To recover from the recession, the U.S. central bank has held interest rates near zero since late 2008 to spur growth and hiring. It has also quadrupled the size of its balance sheet to around $4 trillion through three rounds of bond purchases aimed at holding down longer-term borrowing costs.
While gross domestic product growth rose above 4 percent in the third quarter, it has generally stayed closer to 2 percent since the recession ended in 2009, causing some to think that longer-term potential GDP growth is no longer the 3-percent rate to which Americans are accustomed.

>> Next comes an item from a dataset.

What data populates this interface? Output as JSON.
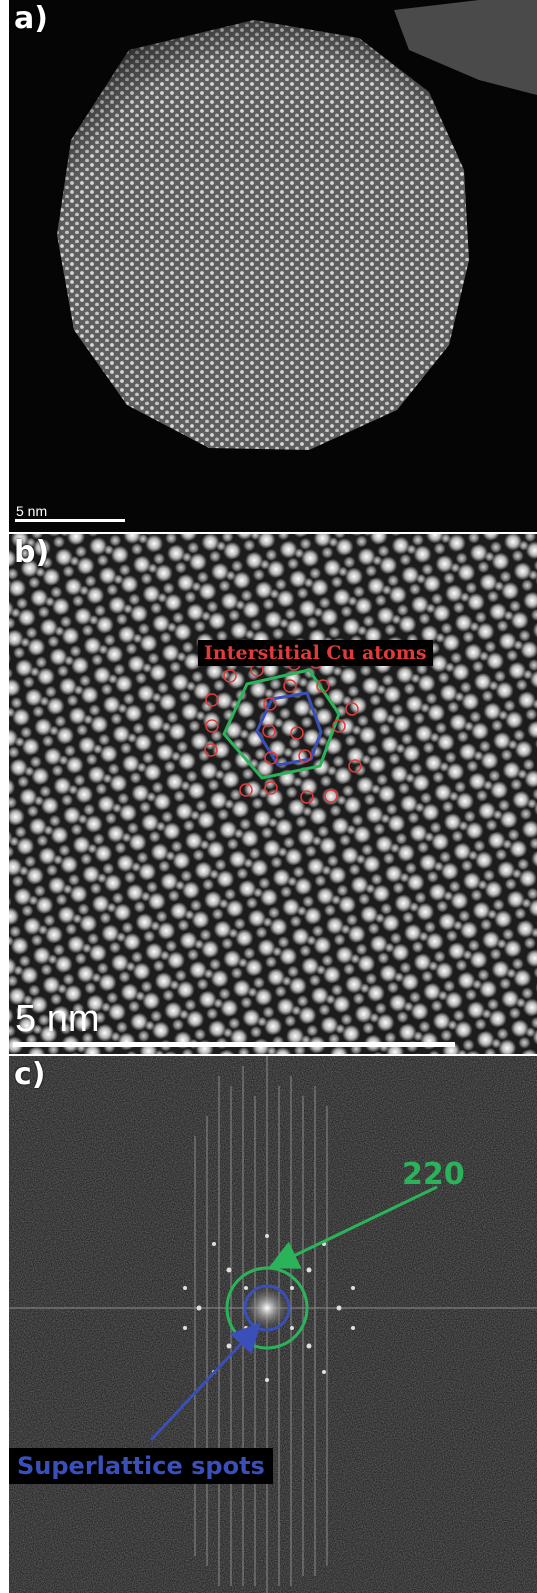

If that is the case, the Fed’s ultra easy policy stance – including promises to keep rates near zero for a while in order to drive down joblessness – may be misdirected.
“The shock that hit the economy appears to have had very persistent, if not permanent, effects,” Plosser said. “From a statistical perspective, the economy appears to have taken a permanent hit to the output level.”
Yellen and current Fed Chairman Ben Bernanke have stressed the economic recovery has a long way to go, and that the Fed is committed to stimulus as long as needed. Yellen, who is expected to win Senate backing for the chairmanship on Monday, first mentioned an optimal control policy path in June, 2012.
Plosser said he is “skeptical” on “optimal control exercises that are derived from specific models” and not on a variety of models.
“A robust, systematic approach to policy, which is transparent and minimizes the degree to which data mismeasurement and model uncertainty affect policy, is the most promising approach to the uncertainties facing policymakers in real time,” he said.